I believe we shouldn’t just applaud them. We should pay them higher wages. It may not be the answer you were looking for, but the 2020 landscape is about refocusing our priorities. It is about reshaping the world to work more for people and less for those taking from the poor to give to their small gang of wealthy friends.


What is the most challenging part about writing for you?

There is nothing complicated about writing for me. If I could live comfortably as a writer traveling the world, spending days combining my passions of researching history and writing stories, I would be off in a heartbeat living my best life.

The more complicated part of writing is getting those around me to understand. I have to go to a special place to create my stories. Like actors, I put myself in the setting that I’m creating, and in some ways, become the characters I am writing about.

This can be difficult for those around me, because I zone out, and can be

temperamental if someone invades that space. It can last for hours, maybe longer, and I still can’t get enough despite all of this. I love writing and bringing myself to that place.


Are you working on anything at the present that you would like to share with me?
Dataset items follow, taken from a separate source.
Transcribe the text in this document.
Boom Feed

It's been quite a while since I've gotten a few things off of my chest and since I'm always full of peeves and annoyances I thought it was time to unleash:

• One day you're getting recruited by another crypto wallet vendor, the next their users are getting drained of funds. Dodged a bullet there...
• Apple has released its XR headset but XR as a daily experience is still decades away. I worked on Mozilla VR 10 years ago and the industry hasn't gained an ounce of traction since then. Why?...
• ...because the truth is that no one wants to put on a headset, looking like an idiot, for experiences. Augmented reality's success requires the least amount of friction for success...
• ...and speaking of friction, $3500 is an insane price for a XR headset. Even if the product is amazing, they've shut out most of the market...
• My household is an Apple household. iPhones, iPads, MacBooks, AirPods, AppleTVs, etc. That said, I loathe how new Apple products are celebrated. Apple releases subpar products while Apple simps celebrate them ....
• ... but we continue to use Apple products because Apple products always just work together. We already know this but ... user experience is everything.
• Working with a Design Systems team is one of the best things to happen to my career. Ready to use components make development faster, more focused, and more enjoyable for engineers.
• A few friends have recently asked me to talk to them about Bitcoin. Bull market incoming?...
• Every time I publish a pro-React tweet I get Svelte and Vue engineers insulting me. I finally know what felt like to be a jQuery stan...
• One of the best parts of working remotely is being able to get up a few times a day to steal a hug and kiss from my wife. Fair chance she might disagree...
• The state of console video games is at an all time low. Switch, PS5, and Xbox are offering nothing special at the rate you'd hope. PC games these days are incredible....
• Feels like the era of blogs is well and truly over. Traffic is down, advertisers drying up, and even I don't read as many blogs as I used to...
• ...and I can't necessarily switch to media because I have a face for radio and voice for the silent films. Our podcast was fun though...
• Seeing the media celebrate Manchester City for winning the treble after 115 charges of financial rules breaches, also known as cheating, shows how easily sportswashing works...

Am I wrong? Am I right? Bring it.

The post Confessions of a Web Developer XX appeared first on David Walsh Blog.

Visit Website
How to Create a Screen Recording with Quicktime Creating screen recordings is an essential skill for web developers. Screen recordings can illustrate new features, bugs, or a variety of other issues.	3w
I am working on “Chasing Spence,” the second book in the Grace trilogy. “Saving Grace,” the first book of the series, was written much like a television series. You can get lost in binge-reading, which anyone who reads it will the attest. Like any good series, there’s more story to tell. Thankfully, a small group has read the draft, and I’m excited to say, so far, they say it’s better than the first!


What do you like to do when you are not writing or reading?

Outside of spending time with my family, I love traveling and dancing. Seeing new places, exploring its history, meeting new people, tasting new foods, and being exposed to new cultures has always been something I find mesmerizing and love getting lost in. Nothing compares to feeling the heartbeat of a city, getting lost, and dancing the night away.